Agora, com a enorme tragédia das enchentes que assolam o Rio Grande do Sul, sinto a necessidade de expressar minha solidariedade e apoio ao povo gaúcho através da poesia. Inspirado pelas mesmas forças que me conectaram a essa terra, escrevi um novo poema em homenagem à sua resiliência e coragem em tempos difíceis.

 

Águas que descem do céu, sem cessar,

Rios de lama, trazendo pesar.

No sertão, no pampa, em qualquer lugar,

A dor é a mesma, difícil de suportar.

 

Gente humilde, lutadora, resiliente,

Vê sua vida levada pela corrente.

O suor da labuta, o sonho dessa gente,

Submersos, na enchente, tão de repente.

 

Mas o sol voltará a brilhar

E outras estrelas solidárias irão lhe ajudar.

A força brotando do fundo do coração

Gerará uma corrente para a reconstrução.

 

Unidos na fé, de norte a sul,

Do Ceará ao Rio Grande do Sul,

A solidariedade é o nosso farol,

Iluminando caminhos lado a lado com o sol.

 

Dedico esta crônica e estes poemas ao povo gaúcho, que enfrenta essa tragédia com a força e a dignidade que sempre o caracterizaram.

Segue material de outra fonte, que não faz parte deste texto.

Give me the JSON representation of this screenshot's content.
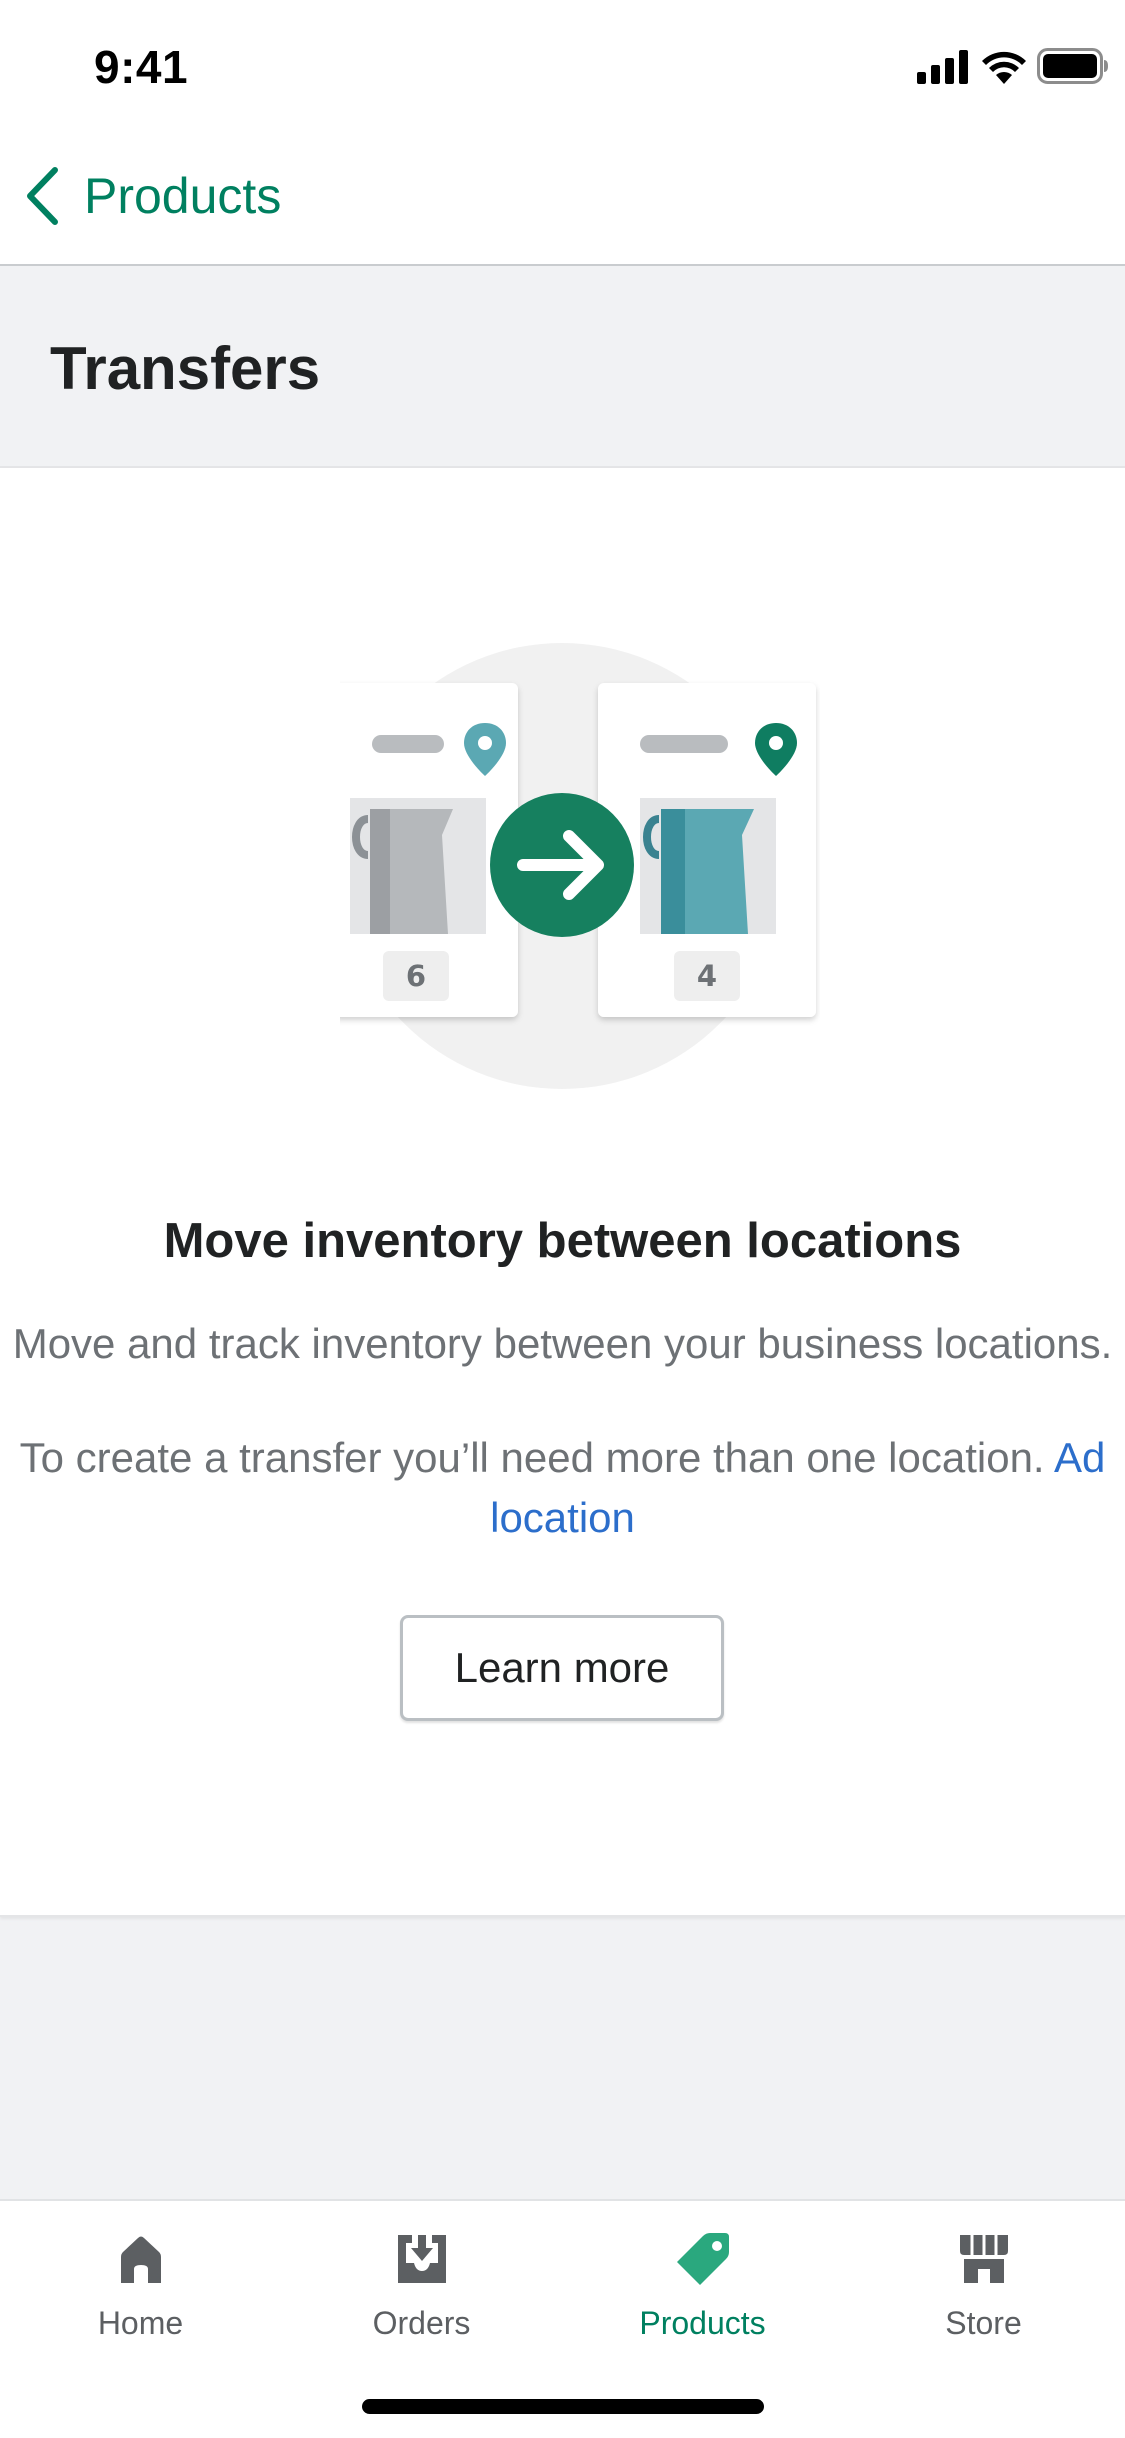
{
  "status_bar": {
    "time": "9:41",
    "icons": [
      "cellular-signal-icon",
      "wifi-icon",
      "battery-icon"
    ]
  },
  "nav": {
    "back_label": "Products",
    "back_icon": "chevron-left-icon"
  },
  "page": {
    "title": "Transfers"
  },
  "empty_state": {
    "illustration": "inventory-transfer-illustration",
    "source_quantity": "6",
    "destination_quantity": "4",
    "heading": "Move inventory between locations",
    "description": "Move and track inventory between your business locations.",
    "note": "To create a transfer you’ll need more than one location.",
    "link_part1": "Ad",
    "link_part2": "location",
    "button_label": "Learn more"
  },
  "tab_bar": {
    "tabs": [
      {
        "label": "Home",
        "icon": "home-icon",
        "active": false
      },
      {
        "label": "Orders",
        "icon": "orders-inbox-icon",
        "active": false
      },
      {
        "label": "Products",
        "icon": "tag-icon",
        "active": true
      },
      {
        "label": "Store",
        "icon": "store-icon",
        "active": false
      }
    ]
  },
  "colors": {
    "accent": "#008060",
    "link": "#2c6ecb",
    "page_background": "#f1f2f4",
    "text_subdued": "#6d7175",
    "illustration_teal": "#5ba8b3"
  }
}
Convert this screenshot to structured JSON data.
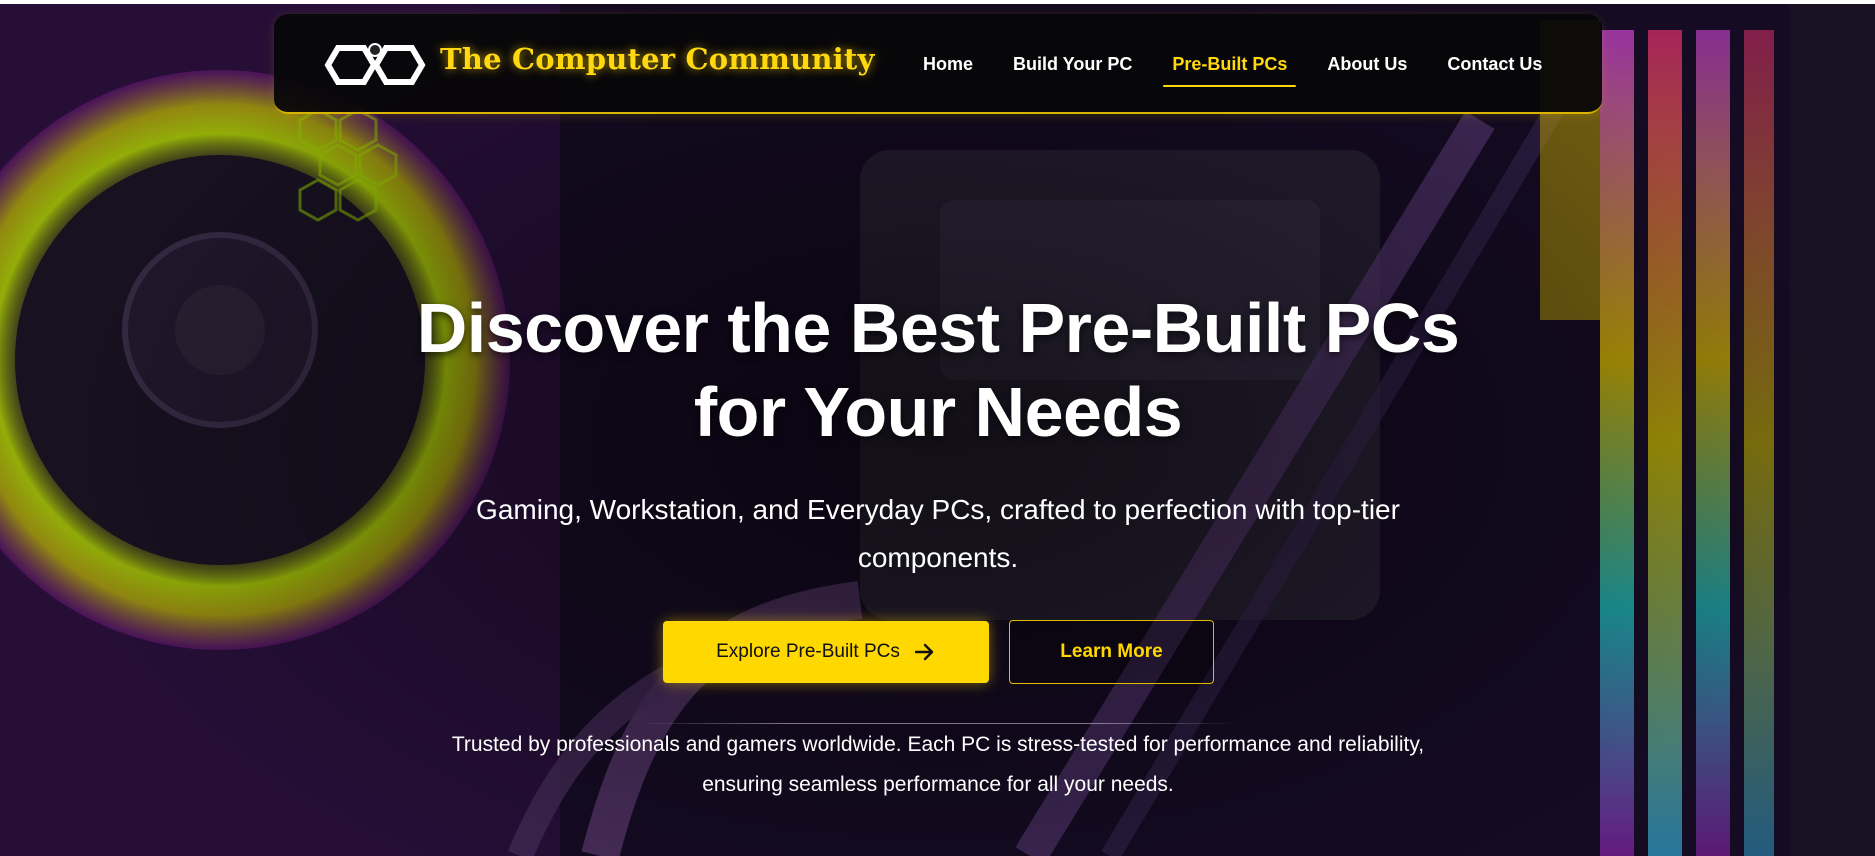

Que a solidariedade e a esperança sejam os pilares da reconstrução e que, juntos, possamos superar esses tempos difíceis.

 


[1]  Engenheiro Agrônomo (UFCE), Especialista em Planejamento Agrícola (SUDAM/SEPLAN – Ministério da Agricultura), Doutor em Agronomia (ESALQ/USP), Pesquisador Sênior em Sistemas Agroflorestais (EMBRAPA – aposentado), Consultor em Sistemas Agroflorestais.